61% of Canadians have a credit score of 750 or above, scores which are considered between “good” (720-779) and “excellent” (780-850). Although credit scores are measured on a scale between 300 and 900, it’s considered largely impossible to achieve a score above 850. However, as anyone who’s ever taken a class that was graded on a bell curve knows, a few bad scores can go a long way to tanking an average. Despite only 3% of Canadians having sub-520 credit scores, considered “extreme risk” (approximately 900,000 out of 30 million active accounts), the national average of 650 lands firmly in the “below average” zone between 625 and 680, which is also, unfortunately, where MY credit score is hanging out.

I spent a decade living paycheck-to-paycheck, working in an industry that paid badly and encouraged a lifestyle that made saving difficult. Sometimes bills got paid on time, sometimes they didn’t. I lived over my credit card limit, and to my surprise, was pre-approved for another card with a ten-times higher limit. You can guess how that went. As overdue payments became more common, and interest kept accruing, it got easier and easier to take a lesson from the humble ostrich, arguably nature’s second-least majestic bird (read: giant, violent super-turkeys), and bury my head in the sand until tomorrow, especially when today had problems like rent and groceries. Unfortunately, by the time tomorrow came, the damage was done.

When I was doing my research on how to repair my credit score, I kept seeing the same advice come up, from banks, companies like Equifax and TransUnion, and even the government of Canada:

  • Make payments on time, 
  • Keep the amount of credit you use low, 
  • Increase the length of your credit history, 
  • Don’t apply for new credit or loans unless you’re SURE you qualify, and 
  • Diversify the types of credit you have.

These are good, active steps to take that also don’t address the root of the problem. So, I came up with my own 3 step system.

  1.   BE HONEST WITH YOURSELF.

Don’t hide from the reality of your financial situation. You’re the only person who can make the changes that you have to make in order to fix it, and if you pretend it doesn’t exist, it’ll only get worse. Sit down, open a bottle of wine, drink most of it (or don’t, whatever makes you happy), and have the worst existential conversation with yourself that it’s possible to have, because it leads directly into step 2.

  1.   MAKE A BUDGET.

The thing about fixing your credit is that it requires sacrifice. It sucks, but that’s just a fact. Unless your income drastically changes, you are going to have to make some cuts in order to contribute more toward paying off your debt. Know how much money is coming in, and how much is going out. Make sure the necessities of life are taken care of, and then start hacking away luxuries.

  1.   DO ALL THAT OTHER STUFF.

All those methods that we already talked about are more manageable when you’re working from a position of knowledge. Personal financial management platforms, like Marble Financial’s MyMarble can help as well. MyMarble provides users with a real-time look at their personal finances, including account balances, credit information, spending habits and more.

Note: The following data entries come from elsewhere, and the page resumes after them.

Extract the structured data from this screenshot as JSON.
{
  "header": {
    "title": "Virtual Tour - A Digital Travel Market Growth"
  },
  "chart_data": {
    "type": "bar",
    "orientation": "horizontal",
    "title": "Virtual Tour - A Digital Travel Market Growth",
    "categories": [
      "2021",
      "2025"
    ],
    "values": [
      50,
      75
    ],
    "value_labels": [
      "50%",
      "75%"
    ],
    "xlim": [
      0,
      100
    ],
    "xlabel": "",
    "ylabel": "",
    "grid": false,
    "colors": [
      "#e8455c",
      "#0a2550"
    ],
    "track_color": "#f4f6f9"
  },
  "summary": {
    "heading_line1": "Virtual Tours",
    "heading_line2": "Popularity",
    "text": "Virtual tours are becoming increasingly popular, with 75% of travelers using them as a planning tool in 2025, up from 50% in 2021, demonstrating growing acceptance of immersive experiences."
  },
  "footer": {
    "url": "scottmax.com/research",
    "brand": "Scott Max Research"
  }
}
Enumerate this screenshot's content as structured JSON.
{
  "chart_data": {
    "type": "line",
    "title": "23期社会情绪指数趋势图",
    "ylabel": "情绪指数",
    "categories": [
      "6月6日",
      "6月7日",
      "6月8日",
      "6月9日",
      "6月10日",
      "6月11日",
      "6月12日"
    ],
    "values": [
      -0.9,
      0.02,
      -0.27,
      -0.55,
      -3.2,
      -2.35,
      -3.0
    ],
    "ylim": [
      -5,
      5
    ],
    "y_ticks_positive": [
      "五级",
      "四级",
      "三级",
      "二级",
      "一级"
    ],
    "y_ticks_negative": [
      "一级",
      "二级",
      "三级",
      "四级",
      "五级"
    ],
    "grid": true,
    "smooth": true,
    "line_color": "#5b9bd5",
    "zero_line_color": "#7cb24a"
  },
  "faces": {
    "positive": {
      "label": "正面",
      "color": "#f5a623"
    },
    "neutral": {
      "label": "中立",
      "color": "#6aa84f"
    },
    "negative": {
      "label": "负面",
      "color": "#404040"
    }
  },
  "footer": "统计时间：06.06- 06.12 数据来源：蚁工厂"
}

Better yet, their “Free” plan is exactly what it sounds like–free, and designed to give users the kind of personalized insights that people get from professionals, even for people who can’t typically afford it.

At the end of the day, it’s important to remember that fixing your credit is, above all else, doable. The tools you need are in front of you. The hole’s never so deep that you can’t dig out of it – take it from someone who’s digging right there with you.